PORT ANGELES — Mayor Gary Braun thinks it’d be a good idea for Port Angeles to consider hosting a prison — should the possibility ever come up.

Several on the City Council don’t agree.

Others said they’d have to think about it before making a decision.

All were surprised by the suggestion.

It isn’t something that city officials or the council have discussed or pursued, said Deputy Mayor Betsy Wharton.

“We’re not making efforts in that direction, so it’s not really relevant right now,” she said.

Braun made the suggestion on Feb. 7 on KONP-AM 1450 radio’s Todd Ortloff Show.

He told the Peninsula Daily News in an interview last week that if the state Department of Corrections ever asks if any city wants to host a new prison, Port Angeles should say it is interested.
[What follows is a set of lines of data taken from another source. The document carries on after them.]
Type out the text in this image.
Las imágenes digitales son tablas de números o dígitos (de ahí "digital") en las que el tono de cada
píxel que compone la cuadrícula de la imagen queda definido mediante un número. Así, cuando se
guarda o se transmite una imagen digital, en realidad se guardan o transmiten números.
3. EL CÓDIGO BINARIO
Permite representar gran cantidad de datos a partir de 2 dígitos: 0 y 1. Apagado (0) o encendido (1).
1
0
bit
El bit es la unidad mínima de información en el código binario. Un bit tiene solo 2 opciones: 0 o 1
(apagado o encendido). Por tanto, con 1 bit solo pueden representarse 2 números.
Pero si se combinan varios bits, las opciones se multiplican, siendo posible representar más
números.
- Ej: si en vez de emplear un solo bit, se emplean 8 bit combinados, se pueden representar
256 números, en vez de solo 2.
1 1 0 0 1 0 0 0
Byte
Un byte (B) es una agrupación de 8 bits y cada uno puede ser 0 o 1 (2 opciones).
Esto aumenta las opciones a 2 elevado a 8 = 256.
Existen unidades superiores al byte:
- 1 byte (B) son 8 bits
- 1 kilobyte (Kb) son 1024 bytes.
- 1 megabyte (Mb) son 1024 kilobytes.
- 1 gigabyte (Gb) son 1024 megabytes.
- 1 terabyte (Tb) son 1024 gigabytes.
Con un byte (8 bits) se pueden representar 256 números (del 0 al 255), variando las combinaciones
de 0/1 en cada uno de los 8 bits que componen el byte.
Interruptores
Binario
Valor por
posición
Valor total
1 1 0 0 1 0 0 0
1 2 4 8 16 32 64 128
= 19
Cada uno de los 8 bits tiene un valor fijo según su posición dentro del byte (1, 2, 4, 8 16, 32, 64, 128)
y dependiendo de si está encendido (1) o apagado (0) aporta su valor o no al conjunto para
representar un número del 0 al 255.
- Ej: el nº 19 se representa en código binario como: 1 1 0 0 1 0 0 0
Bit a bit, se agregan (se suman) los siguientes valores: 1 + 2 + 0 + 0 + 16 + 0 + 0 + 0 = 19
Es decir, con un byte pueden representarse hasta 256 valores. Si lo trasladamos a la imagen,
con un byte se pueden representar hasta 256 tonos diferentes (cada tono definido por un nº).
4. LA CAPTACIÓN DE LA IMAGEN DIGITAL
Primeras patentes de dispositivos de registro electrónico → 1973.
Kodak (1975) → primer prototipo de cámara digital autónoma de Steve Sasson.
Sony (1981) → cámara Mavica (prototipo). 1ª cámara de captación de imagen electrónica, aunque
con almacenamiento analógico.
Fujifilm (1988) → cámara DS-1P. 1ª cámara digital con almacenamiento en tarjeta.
“I think the key issue today is jobs, and it would bring jobs,” Braun said, estimating that a prison could open up 300 new jobs.

“If the opportunity should present itself, if we get correspondence about wanting to site a prison, I would probably support that.”

City Councilwoman and former mayor Karen Rogers said she knew nothing of Braun’s idea before he mentioned it earlier this month.

She doesn’t support it.

“It was a total surprise to me. I’m in my seventh year on council and it’s never come up before.

“I’ve received numerous calls of concern, and I don’t think citizens want a prison in the Port Angeles community.

“It’s just not a good fit for this community.”

City Councilman Larry Williams echoed those comments.

“I’ve been on council since 1998 and I don’t recall any effort to get a prison here,” he said.

He also had numerous people tell him that’s not how they envision the community.

“They told me we already have a prison in Clallam Bay, and they would just as soon leave it out there and expand it if needed,” Williams said.

Clallam Bay Corrections Center, two miles south of Clallam Bay, employs 430 people.

It opened in 1985 as a 450-bed medium security prison, converted to maximum security in 1991 and expanded to house another 400 offenders in 1992.

“We are expending energy discussing non-starters and diverting energy from real economic development,” Williams said.

“Hopefully this isn’t an indicator of the next two years.”